The letter, sent by Volkswagen to members of parliament, says that vehicles with 1.2, 1.6 and 2.0 litre engines are affected.
Volkswagen has admitted that 8 million vehicles were fitted with software capable of cheating diesel emissions tests in the European Union, a German newspaper said on Monday, citing a letter the carmaker sent to members of parliament.
The letter – dated Oct. 2 and cosigned by the former government spokesman and current VW chief lobbyist Thomas Steg – says that vehicles with 1.2, 1.6 and 2.0 litre engines are affected, daily Handelsblatt reported in an advance copy of its Tuesday edition.
The authors of the letter apologise “for the wrongdoing of a few individuals” and promise to fully clarify the matters, the paper said.
A spokesman for VW said late on Monday that he did not know about the letter and could therefore not comment.

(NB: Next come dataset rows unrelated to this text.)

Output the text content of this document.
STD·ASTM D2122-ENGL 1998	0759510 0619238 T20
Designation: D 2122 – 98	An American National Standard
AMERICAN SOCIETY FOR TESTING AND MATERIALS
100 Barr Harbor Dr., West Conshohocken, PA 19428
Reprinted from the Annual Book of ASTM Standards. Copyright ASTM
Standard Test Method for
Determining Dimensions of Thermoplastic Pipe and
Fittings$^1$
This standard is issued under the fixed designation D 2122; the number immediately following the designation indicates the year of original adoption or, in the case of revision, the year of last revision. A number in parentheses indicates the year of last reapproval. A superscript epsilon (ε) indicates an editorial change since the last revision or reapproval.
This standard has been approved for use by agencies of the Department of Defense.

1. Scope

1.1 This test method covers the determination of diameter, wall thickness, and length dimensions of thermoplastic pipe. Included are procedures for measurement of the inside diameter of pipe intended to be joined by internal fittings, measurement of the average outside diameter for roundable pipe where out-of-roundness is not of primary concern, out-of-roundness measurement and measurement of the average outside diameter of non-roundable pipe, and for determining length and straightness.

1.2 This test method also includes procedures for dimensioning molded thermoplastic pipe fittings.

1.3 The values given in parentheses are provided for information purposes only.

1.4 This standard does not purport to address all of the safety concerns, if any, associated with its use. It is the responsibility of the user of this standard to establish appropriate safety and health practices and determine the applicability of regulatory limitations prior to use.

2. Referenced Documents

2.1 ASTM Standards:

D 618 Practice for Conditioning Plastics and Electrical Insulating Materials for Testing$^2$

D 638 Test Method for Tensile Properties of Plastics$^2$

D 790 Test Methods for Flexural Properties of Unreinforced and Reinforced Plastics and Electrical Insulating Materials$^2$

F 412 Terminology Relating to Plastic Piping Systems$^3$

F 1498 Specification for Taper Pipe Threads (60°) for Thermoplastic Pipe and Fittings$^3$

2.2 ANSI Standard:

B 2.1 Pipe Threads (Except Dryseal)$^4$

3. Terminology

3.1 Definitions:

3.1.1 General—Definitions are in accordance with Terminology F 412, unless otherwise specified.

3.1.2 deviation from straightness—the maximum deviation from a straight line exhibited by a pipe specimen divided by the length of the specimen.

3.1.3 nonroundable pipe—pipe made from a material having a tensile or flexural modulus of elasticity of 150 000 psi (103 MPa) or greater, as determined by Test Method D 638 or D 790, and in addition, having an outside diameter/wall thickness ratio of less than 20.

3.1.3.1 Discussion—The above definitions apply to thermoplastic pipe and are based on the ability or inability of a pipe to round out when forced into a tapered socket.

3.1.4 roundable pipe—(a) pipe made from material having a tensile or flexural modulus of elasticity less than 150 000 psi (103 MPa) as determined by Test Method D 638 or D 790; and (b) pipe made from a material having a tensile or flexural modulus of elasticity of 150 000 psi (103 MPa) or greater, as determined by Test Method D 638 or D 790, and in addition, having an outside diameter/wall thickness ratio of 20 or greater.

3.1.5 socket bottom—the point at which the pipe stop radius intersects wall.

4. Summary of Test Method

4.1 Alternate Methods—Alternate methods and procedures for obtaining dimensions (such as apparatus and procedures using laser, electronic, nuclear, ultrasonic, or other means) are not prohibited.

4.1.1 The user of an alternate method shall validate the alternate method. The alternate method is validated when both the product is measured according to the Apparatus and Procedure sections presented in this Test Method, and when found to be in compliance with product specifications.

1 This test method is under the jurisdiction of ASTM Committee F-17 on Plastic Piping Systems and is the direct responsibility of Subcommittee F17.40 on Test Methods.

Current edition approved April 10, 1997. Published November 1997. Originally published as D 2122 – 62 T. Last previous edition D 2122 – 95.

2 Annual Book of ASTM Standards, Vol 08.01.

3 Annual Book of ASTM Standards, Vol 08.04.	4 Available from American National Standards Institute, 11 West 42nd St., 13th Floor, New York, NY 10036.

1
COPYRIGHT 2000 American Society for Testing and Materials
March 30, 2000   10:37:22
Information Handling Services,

Volkswagen is under huge pressure to get to grips with the biggest business crisis in its 78-year history, which has wiped more than a third off its share price, forced out its long-time CEO and rocked both the auto industry and German establishment.
Up until now the carmaker has said it will have to refit up to 11 million diesel vehicles worldwide, including 2.8 million in Germany.
New Chief Executive Matthias Mueller will address workers at a staff gathering in Wolfsburg on Tuesday and is expected to brief the supervisory board on Wednesday, a source told Reuters.